Page to scrape: https://m.safeguardproperties.com/
Info needed: Version number for PhotoDirect for Apple (currently 4.4.0)
Xpath to text needed (I think) : /html/body/div[1]/div[2]/div[1]/div[4]/div[3]/a
Attempts:
<?php
$file = "https://m.safeguardproperties.com/";
$doc = new DOMDocument();
$doc->loadHTMLFile($file);
$xpath = new DOMXpath($doc);
$elements = $xpath->query("/html/body/div[1]/div[2]/div[1]/div[4]/div[3]/a");
echo "<PRE>";
if (!is_null($elements)) {
foreach ($elements as $element) {
var_dump ($element);
echo "<br/>[". $element->nodeName. "]";
$nodes = $element->childNodes;
foreach ($nodes as $node) {
echo $node->nodeValue. "
";
}
}
}
echo "</PRE>";
?>
Second Attempt:
<?PHP
$file = "https://m.safeguardproperties.com/";
$doc = new DOMDocument();
$doc->loadHTMLFile($file);
echo '<pre>';
// trying to find all links in document to see if I can see the correct one
$links = [];
$arr = $doc->getElementsByTagName("a");
foreach($arr as $item) {
$href = $item->getAttribute("href");
$text = trim(preg_replace("/[
]+/", " ", $item->nodeValue));
$links[] = [
'href' => $href,
'text' => $text
];
}
var_dump($links);
echo '</pre>';
?>
我已经搜索并尝试了多种方法来获取此信息,但我不确定为什么它找不到 网页上的信息。 p>
要刮的页面: https:/ /m.safeguardproperties.com/ p>
需要的信息: PhotoDirect for Apple的版本号(目前为4.4.0) p>
Xpath 需要的文字(我认为):/ html / body / div [1] / div [2] / div [1] / div [4] / div [3] / a p>
尝试: p>
&lt;?php
$ file =“https://m.safeguardproperties.com/";
$doc = new DOMDocument();
$ doc-&gt; loadHTMLFile($ file);
$ xpath = new DOMXpath($ doc);
$ elements = $ xpath-&gt; query(“/ html / body / div [1 ] / div [2] / div [1] / div [4] / div [3] / a“);
echo”&lt; PRE&gt;“;
if(!is_null($ elements)){
foreach($ elements as $ element){
var_dump($ element);
echo“&lt; br /&gt; [”。 $元素 - &GT;节点名称。 “]”;
$ nodes = $ element-&gt; childNodes;
foreach($ nodes as $ node){
echo $ node-&gt; nodeValue。 “
”;
}
}
}
echo“&lt; / PRE&gt;”;
?&gt;
code> pre>
第二次尝试: p>
&lt;?PHP
$ file =“https://m.safeguardproperties.com/";
$doc = new DOMDocument(); \ n $ doc-&gt; loadHTMLFile($ file);
echo'&lt; pre&gt;';
//尝试查找文档中的所有链接,看看我是否能看到正确的链接
$ links = [];
$ arr = $ doc-&gt; getElementsByTagName(“a”);
foreach($ arr as $ item){
$ href = $ item-&gt; getAttribute(“href”);
$ text = trim(preg_replace(“/ [
] + /”,“”,$ item-&gt; nodeValue));
$ links [] = [
'href'=&gt; $ href,
'text'=&gt; $ text
];
}
var_dump($ links);
echo'&lt; / pre&gt;';
?&gt;
code> pre>
div>
For that particular website, the versions are being loaded from JSON data client side, you won't find them in the base document.

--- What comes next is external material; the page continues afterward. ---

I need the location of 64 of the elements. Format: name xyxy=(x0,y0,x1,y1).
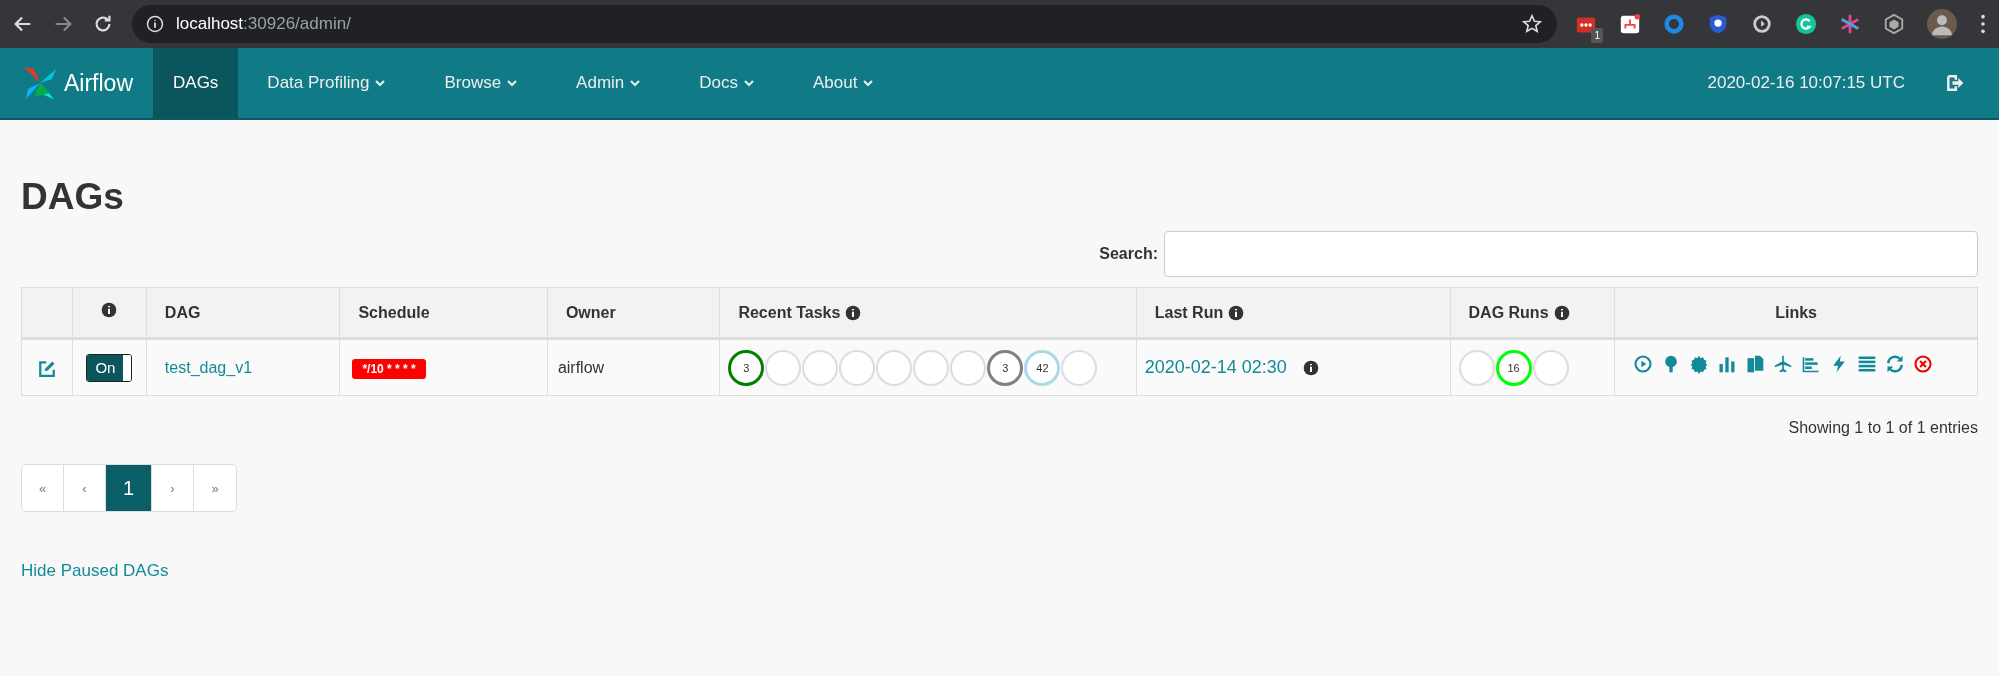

http://m.safeguardproperties.com/js/photodirect.json
This was located by comparing the original document source to the finished DOM and inspecting the network activity in the developer console.
$url = 'https://m.safeguardproperties.com/js/photodirect.json';
$json = file_get_contents( $url );
$object = json_decode( $json );
echo $object->ios->version; //4.4.0
Please respect other websites and cache your GET request.